Raise fuel efficiency standards
Develop alternative fuels
$1,000 middle class tax cut :dubious:
Which says, ‘They want to give you $30, I want to give you $1,000.’

A wiser electorate would not need to be pandered to. But whose fault is that? And a man who panders to me rather than to the “Reverend” Mr. Hagee is a far wiser choice, in my estimation. Progressivism is a direction rather than an agenda. it is foolish to acknowledge a need for change and then insist that the methods to reach that change must be set in stone. Its not so much what he can do as what we can do.

Besides that, an income tax cut is not a short term fix. It’s a structural repair that allows people to make choices about the money they earn. An economy is all about the aggregate of individual choices. The temporary gas tax suspension is a Soviet style subsidy of one commodity over another. Like the mayor says, it’s stupid.

Awesome. Funny that I nailed what you meant, but thought you meant the opposite. I must be living in Bizarro World, too. :smack:

It is when it’s up for a vote every year. Or even every 4 years.

In 1909 the first Model T got 13 to 21 mpg. In 1974 CAFE was introduced with the intention of improving average fuel economy (sales weighted) from the then current average of slightly less than 14mpg to 27.5mpg by 1985. CAFE standards have remained roughly the same since then, as has average fuel economy. So there was no improvement in average mpg for 60 years before regulation and no improvement for 20 years after.

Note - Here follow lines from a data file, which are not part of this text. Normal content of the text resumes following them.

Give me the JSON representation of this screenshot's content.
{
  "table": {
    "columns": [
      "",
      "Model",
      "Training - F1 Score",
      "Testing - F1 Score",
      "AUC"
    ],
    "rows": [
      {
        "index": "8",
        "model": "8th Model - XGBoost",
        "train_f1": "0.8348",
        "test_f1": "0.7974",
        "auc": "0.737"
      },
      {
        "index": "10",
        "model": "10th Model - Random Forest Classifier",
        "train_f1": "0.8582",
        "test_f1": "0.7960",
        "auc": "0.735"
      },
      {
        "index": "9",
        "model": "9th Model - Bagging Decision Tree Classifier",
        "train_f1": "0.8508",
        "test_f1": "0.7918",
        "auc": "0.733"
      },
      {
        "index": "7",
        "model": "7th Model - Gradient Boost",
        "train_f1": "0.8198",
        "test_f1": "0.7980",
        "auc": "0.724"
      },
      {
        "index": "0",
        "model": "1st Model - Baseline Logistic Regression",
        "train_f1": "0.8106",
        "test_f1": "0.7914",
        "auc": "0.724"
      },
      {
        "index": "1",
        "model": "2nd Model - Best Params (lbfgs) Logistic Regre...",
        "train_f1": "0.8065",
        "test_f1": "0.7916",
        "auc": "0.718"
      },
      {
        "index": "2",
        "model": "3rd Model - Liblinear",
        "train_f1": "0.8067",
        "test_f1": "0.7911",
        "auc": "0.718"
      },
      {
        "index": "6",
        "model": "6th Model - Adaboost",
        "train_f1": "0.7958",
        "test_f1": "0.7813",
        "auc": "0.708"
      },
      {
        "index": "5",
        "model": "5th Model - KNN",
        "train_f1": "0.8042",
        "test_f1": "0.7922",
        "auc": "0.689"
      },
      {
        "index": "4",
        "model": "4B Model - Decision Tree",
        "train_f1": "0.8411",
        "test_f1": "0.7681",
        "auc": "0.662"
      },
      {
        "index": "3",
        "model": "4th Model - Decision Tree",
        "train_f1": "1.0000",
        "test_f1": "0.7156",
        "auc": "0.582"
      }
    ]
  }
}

I agree with you that the market seems to be shifting towards better fuel economy in the last few years and that trend seems likely to continue. Changes that society chooses to make are always better than those that are forced on us, and maybe further government regulation isn’t necessary. But our history in this arena hasn’t been impressive.

Sure it has…if you put things into context and also look at historically cheap commodities that became expensive and were eventually replaced by new methods or new materials. Making more efficient vehicles wasn’t a problem fixed by the market in the past because, well, it wasn’t a problem in the past. Fuel has always been relatively cheap and abundant…and the alternatives and research were expensive. So…people didn’t WANT more fuel efficient cars, therefore the market didn’t product them. People wanted SUV’s and more powerful cars…so that’s what the market produced for them.

Take a look around today though. Sales of hybrids is up…and multiple manufacturers now have hybrids available, instead of just a few…or one. Also, manufacturers are starting to focus more on improved mileage in vehicles instead of bigger and more powerful vehicles. Consider the new Chevy ads with their multi-tiered greener cars…from hybrids to all electric. Then consider…why are they doing that? Because the government is ordering them to? Or because people are now leaning in that direction?

None of this stuff takes the government to regulate…when gas prices reach a certain level people start the make new decisions on what to drive and what they need. Historically this is pretty much what happens to any commodity when it goes from being highly available and cheap to scarce and expensive. People automatically start making different choices.